O fenómeno meteorológico El Niño, que deverá regressar no segundo semestre de 2023, deverá amplificar os efeitos das alterações climáticas. É provável que a região do Índico-Pacífico sofra com calor e seca severos a partir do 4º trimestre, pelo que o impacto do El Niño no sector agrícola será particularmente visível em 2024, uma vez que os rendimentos dos produtos são altamente dependentes das condições climáticas (nomeadamente, o calor e a precipitação).
As previsões da Coface apontam para grandes incertezas no que diz respeito a certos produtos agrícolas (cereais, açúcar, óleo de palma, citrinos) a médio prazo, e riscos significativos para a segurança alimentar em certas regiões do mundo.

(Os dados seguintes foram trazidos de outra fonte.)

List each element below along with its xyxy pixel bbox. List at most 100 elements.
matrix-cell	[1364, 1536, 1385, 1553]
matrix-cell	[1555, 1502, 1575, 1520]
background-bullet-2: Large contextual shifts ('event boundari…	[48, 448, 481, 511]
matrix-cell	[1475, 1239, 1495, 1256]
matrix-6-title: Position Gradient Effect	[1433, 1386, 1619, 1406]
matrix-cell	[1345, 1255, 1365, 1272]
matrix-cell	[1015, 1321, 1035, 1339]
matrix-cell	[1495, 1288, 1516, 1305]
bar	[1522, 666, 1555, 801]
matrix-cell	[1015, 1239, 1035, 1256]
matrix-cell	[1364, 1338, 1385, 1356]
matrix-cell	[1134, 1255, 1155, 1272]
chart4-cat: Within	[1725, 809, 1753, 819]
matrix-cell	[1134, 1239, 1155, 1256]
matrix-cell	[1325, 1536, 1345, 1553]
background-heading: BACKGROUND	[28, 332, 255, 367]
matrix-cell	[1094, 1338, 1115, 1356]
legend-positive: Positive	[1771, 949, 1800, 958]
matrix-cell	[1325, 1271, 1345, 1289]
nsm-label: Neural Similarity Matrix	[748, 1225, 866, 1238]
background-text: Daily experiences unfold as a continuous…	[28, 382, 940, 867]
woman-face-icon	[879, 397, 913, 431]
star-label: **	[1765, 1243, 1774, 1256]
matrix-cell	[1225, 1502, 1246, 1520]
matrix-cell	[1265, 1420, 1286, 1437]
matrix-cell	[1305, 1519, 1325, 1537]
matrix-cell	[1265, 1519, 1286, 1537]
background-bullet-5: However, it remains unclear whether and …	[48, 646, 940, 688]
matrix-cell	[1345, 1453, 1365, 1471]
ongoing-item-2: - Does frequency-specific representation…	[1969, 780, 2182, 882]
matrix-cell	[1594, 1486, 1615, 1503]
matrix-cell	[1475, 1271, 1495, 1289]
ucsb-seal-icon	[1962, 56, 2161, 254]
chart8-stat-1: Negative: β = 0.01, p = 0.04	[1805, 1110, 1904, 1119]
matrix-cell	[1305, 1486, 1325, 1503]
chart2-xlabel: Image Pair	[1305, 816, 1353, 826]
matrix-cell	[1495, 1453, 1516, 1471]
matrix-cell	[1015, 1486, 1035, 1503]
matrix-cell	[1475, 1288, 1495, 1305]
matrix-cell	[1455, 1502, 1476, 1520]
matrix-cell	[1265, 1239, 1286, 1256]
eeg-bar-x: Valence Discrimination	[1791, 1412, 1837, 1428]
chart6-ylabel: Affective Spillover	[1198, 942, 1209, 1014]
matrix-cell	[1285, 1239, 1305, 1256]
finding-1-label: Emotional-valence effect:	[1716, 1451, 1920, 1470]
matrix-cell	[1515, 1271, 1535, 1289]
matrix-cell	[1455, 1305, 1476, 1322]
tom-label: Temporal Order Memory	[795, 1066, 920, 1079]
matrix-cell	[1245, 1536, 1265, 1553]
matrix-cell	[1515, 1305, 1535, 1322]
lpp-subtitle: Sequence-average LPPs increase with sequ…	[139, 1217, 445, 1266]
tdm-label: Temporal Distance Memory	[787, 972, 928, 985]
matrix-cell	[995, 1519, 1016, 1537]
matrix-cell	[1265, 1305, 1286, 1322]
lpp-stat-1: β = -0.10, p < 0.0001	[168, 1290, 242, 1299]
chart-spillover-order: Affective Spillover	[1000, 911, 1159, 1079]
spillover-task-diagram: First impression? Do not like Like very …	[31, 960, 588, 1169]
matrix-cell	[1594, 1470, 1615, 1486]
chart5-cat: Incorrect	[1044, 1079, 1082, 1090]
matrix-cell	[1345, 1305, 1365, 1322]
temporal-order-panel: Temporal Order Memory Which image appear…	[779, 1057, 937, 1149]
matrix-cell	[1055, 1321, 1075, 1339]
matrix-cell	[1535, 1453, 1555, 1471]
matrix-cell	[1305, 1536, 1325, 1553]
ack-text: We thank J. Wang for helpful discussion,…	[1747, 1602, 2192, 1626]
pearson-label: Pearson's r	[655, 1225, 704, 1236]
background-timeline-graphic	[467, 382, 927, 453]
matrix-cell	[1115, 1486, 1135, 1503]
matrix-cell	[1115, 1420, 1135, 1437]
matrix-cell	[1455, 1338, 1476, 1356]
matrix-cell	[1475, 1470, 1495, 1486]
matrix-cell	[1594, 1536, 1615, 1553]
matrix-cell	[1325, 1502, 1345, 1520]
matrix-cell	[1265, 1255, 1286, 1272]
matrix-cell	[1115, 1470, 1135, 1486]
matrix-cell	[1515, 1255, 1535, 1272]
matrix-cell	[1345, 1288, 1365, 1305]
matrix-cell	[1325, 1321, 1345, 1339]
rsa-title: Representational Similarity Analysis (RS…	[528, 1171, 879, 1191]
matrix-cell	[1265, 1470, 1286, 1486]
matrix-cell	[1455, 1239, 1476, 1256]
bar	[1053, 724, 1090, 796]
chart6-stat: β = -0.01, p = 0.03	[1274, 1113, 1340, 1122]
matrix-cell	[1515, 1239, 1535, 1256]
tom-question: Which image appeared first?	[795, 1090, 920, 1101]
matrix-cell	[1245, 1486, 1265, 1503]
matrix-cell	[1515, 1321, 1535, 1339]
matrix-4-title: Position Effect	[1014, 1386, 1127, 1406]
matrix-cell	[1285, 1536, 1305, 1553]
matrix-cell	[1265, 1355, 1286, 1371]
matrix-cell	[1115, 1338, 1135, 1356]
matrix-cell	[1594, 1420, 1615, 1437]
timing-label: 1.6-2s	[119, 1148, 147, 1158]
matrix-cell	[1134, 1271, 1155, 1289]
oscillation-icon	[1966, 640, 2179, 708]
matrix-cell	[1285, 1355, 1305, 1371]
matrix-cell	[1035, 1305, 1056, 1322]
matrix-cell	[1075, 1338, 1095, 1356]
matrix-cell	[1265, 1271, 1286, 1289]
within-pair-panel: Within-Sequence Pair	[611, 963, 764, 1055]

O El Niño Oscilação Sul é um fenómeno oceânico-atmosférico que tem origem em variações anormais da temperatura da água à superfície, no Pacífico Central e Oriental (costa latino-americana). É constituído por dois fenómenos opostos (La Niña e El Niño) que, historicamente, ocorrem a cada 2 ou 3 anos. O La Niña traz um clima mais frio e húmido, enquanto o El Niño traz um clima mais quente e seco.
O atual El Niño está a ocorrer menos de um ano após o último episódio de La Niña, ou seja, muito mais rapidamente do que as frequências históricas. Este facto sugere um aumento da frequência deste tipo de fenómeno meteorológico, que pode ter consequências nefastas a longo prazo.
Com efeito, as perturbações meteorológicas do El Niño, que afetam toda a região do Indo-Pacífico, provocam ondas de calor e secas. Assim, o El Niño tende a amplificar os efeitos negativos das alterações climáticas na Ásia-Pacífico, na África do Sul e Oriental e nas Américas. A Europa, o Médio Oriente e o Norte de África são poupados a este fenómeno.
Principais regiões mundiais das cadeias de valor agrícola e agroalimentar sob pressão
O Brasil (principal produtor mundial de cana-de-açúcar, soja, café e laranjas), a Índia (segundo produtor mundial de arroz, trigo, cana-de-açúcar e batatas), a Indonésia (primeiro produtor de óleo de palma, terceiro produtor de arroz) e a Austrália (quarto produtor mundial de cevada e colza) estão particularmente expostos e os seus rendimentos agrícolas irão diminuir.
As colheitas mais fracas irão exercer pressão sobre as cadeias de valor agroalimentares no seu conjunto e, por isso, 2024 será, provavelmente, um ano de extrema tensão entre a oferta e a procura no sector. De facto, as perturbações terão um impacto negativo na produção tanto dos principais países exportadores (Austrália, Brasil, EUA), como dos pontos demograficamente quentes, que deverão ser autossuficientes em termos alimentares (China e Índia). A pressão sobre os abastecimentos será, por conseguinte, dupla.
Não é de surpreender que os preços dos géneros alimentícios aumentem em 2024. O exemplo do Sudeste Asiático é uma ilustração relevante deste facto. Os vários episódios do El Niño registados nos últimos 20 anos conduziram, em geral, a pressões inflacionistas sobre os preços dos alimentos na região. O arroz, que representa 60 % do consumo interno de cereais na região, é muito vulnerável aos efeitos do El Niño, sendo provável que a sua cultura, que exige muita água, sofra com os baixos níveis de precipitação. Além disso, o peso dos produtos alimentares nos índices regionais de preços no consumidor é significativo (cerca de 40%), o que suscita receios de um aumento da inflação a médio prazo.
As dificuldades de abastecimento e o aumento dos preços dos produtos alimentares aumentam o risco de instabilidade social e política nas economias emergentes.
Os países onde o sector agrícola é predominante poderão sofrer perdas significativas de rendimento e de emprego. Por exemplo, a Indonésia, onde a agricultura representa 13% do PIB e 32% do emprego, poderá ser fortemente afetada pelo impacto negativo do El Niño na produção de arroz e de óleo de palma. A médio prazo, o país enfrenta acontecimentos políticos importantes: as próximas eleições gerais indonésias (presidenciais, legislativas e senatoriais) estão previstas para fevereiro de 2024. As dificuldades económicas causadas pela incerteza das condições meteorológicas podem, por conseguinte, ter um impacto importante na estabilidade do país.
Por outro lado, os países exportadores menos afetados pelas perturbações climáticas podem beneficiar do aumento dos preços dos produtos agrícolas de base.